“If 100% of the people were farming, it would be ideal.” — Masanobu Fukuoka
I grow a half-dozen fruit trees along my 40-foot stretch of sidewalk. The generous fig tree just finished, two young apple trees and a pomegranate are full of bounty, and the kumquat and persimmon are ripening. As much as I love the simple act of orcharding, I’m also sharing a radical vision for food and economy in my suburban Los Angeles community of Altadena. What if all my neighbors grew food in their yards, too? What if we shared the bounty with each other? What if you could eat a delicious, varied, and healthy meal from the abundance provided by your neighborhood trees?

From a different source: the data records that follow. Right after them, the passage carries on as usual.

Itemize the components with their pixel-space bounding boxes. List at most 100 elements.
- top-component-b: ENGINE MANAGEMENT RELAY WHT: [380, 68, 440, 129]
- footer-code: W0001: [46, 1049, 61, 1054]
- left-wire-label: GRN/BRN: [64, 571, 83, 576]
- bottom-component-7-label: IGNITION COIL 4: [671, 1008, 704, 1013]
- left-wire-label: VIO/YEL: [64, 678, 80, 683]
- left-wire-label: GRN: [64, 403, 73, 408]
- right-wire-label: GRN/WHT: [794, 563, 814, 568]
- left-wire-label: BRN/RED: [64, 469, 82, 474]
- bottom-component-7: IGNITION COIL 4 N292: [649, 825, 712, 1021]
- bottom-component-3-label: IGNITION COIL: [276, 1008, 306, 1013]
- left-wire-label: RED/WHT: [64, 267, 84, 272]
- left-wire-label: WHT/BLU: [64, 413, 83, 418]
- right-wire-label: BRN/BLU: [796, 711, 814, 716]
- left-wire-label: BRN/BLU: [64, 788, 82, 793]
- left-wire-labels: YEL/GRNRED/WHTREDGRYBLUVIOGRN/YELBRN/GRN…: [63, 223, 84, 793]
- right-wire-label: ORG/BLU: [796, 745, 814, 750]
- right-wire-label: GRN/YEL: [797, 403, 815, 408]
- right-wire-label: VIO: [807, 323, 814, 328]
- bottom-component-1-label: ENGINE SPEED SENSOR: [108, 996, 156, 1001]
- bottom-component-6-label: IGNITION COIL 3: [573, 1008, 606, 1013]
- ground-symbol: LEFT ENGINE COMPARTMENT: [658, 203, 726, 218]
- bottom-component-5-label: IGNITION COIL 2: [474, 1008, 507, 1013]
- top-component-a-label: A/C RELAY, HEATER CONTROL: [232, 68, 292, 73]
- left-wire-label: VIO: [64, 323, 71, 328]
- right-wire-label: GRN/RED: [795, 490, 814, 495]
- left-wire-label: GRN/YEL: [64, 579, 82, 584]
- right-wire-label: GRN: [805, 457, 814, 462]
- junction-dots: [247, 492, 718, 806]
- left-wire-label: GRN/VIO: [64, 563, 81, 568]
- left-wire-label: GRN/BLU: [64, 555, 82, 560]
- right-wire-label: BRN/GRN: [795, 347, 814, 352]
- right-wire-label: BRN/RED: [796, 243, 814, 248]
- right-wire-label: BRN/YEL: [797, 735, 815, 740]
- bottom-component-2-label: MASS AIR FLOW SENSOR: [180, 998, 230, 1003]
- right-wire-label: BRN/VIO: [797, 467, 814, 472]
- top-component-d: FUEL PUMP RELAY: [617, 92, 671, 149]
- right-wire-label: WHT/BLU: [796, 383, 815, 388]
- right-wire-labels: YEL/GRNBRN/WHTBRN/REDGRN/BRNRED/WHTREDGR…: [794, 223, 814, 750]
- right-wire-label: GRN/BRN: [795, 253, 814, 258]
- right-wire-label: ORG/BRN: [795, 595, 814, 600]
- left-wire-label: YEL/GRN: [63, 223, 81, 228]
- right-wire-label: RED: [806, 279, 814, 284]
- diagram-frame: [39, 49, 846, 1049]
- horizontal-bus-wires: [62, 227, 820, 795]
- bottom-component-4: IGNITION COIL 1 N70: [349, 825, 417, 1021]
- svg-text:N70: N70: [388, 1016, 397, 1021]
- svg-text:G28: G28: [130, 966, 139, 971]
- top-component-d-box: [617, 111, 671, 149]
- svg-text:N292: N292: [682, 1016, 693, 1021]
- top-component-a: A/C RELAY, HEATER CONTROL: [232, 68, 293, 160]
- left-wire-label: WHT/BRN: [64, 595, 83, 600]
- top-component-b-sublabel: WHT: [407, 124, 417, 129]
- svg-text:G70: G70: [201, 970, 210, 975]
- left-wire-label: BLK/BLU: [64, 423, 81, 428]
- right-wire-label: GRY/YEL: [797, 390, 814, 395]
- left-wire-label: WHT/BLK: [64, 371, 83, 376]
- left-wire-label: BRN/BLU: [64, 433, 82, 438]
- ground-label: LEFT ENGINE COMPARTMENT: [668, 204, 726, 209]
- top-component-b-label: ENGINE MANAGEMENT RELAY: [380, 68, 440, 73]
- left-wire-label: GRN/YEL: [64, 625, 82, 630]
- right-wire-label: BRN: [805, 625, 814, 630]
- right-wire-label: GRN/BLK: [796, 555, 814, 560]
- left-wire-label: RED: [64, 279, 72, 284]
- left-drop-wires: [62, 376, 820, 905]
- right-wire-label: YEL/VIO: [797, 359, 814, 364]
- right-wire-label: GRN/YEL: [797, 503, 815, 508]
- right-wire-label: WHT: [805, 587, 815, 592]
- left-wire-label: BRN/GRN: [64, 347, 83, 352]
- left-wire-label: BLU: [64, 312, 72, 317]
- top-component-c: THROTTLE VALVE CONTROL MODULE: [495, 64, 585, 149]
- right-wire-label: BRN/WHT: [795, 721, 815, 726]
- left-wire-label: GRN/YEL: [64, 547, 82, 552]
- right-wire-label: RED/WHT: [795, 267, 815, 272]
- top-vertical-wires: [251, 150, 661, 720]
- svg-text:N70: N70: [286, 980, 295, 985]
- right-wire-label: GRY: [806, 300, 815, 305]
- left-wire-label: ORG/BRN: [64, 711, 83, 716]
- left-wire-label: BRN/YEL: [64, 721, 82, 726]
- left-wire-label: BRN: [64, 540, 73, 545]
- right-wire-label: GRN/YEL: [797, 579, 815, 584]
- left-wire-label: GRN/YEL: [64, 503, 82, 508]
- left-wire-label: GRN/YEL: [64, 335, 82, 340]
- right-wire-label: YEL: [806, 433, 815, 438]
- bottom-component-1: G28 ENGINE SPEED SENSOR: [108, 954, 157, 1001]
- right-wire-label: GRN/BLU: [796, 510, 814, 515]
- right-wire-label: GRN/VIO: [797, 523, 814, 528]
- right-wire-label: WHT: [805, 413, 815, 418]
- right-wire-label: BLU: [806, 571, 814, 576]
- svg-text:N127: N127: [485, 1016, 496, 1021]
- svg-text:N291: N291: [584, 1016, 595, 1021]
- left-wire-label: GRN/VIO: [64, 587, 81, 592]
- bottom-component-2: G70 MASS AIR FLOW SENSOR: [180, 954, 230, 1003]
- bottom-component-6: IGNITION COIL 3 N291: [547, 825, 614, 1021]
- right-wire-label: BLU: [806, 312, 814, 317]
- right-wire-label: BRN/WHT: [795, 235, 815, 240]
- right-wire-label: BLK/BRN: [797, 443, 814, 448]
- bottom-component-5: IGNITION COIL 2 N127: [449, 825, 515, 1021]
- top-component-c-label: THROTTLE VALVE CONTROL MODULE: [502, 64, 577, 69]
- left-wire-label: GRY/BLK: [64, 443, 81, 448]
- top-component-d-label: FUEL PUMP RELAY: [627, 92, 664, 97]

Forty percent of the food produced in the part of the planet we call the U.S. is wasted. Much of this waste ends up in landfills, where it produces methane, a potent greenhouse gas. The food–climate nexus is a window into a deeply broken system; studying it — and experimenting with alternative economics within our communities — can reveal solutions that benefit everyone.
Consider the gift economy, brilliantly on display every Sunday in the Fruitvale neighborhood of Oakland, California. Pancho Ramos-Stierle is a driving force behind this free community farm stand, FrutaGift, which is painted in the colors of the season.
For over six years, Ramos-Stierle and his friends have gone to a local farmers market after closing time to help farmers clean and pack up. Farmers began offering their unsold organic fruits and vegetables for Ramos-Stierle to bring to the people in his neighborhood. Using this produce, he and his friends cook a sumptuous vegan meal that they bring the following week to share with the tired workers. A circle is created; everyone benefits. There is bounty and gratitude.
And yet, FrutaGift is just one part of a larger gift economy. Ramos-Stierle’s inspiration was the Free Farm Stand in the Mission District in San Francisco, started decades ago by a man named Tree. Says Ramos-Stierle, “I still remember the sense of awe and gratitude he evoked in me when I first met him. Like the giant redwoods and sequoias, Tree’s giant heart is filled with selfless service and love for all.”
Ramos-Stierle tries to carry this same gratitude for food and community to FrutaGift in Oakland. “Before we start distributing the food, we make a gratitude circle. We hold hands, and someone gives a blessing in their own tradition to honor all that made it possible to gather and be nourished in such a way.” Visitors to FrutaGift and the Free Farm Stand have gone on to do the same in their own communities.
Capitalism and its cash economy seem to lead inexorably to exploitation and wealth disparity, a few haves and mostly have-nots. But perhaps food can be the leading edge toward a sustainable, resilient economy of abundance.
Unlike many specialized goods and services, food is practical to barter — or, better yet, to gift. Here in Altadena, I’m part of a group that exchanges homegrown produce. We meet once a month in a local park, each bringing whatever surplus we happen to have. We create community and share abundance outside the cash economy. Imagine if instead of only one household every few blocks, all households were growing and trading food? The density of fresh, in-season produce would be so high (except perhaps for some portion of staple crops that could be grown on larger farms outside of town centers) that we’d meet each other’s needs, creating a local, waste-free, cash-free food system.
Ramos-Stierle likes to point out that an entire complex civilization, the Inca, functioned without money or markets of any kind. Everyone participated in growing food. Our societies and economies are reflections of our food systems.
I mull these things over while walking my dog, the sun setting in the L.A. sky. As I walk, I take another bite of a perfect guava, a windfall from my neighbor’s wonderful, sidewalk-facing guava tree. A gift.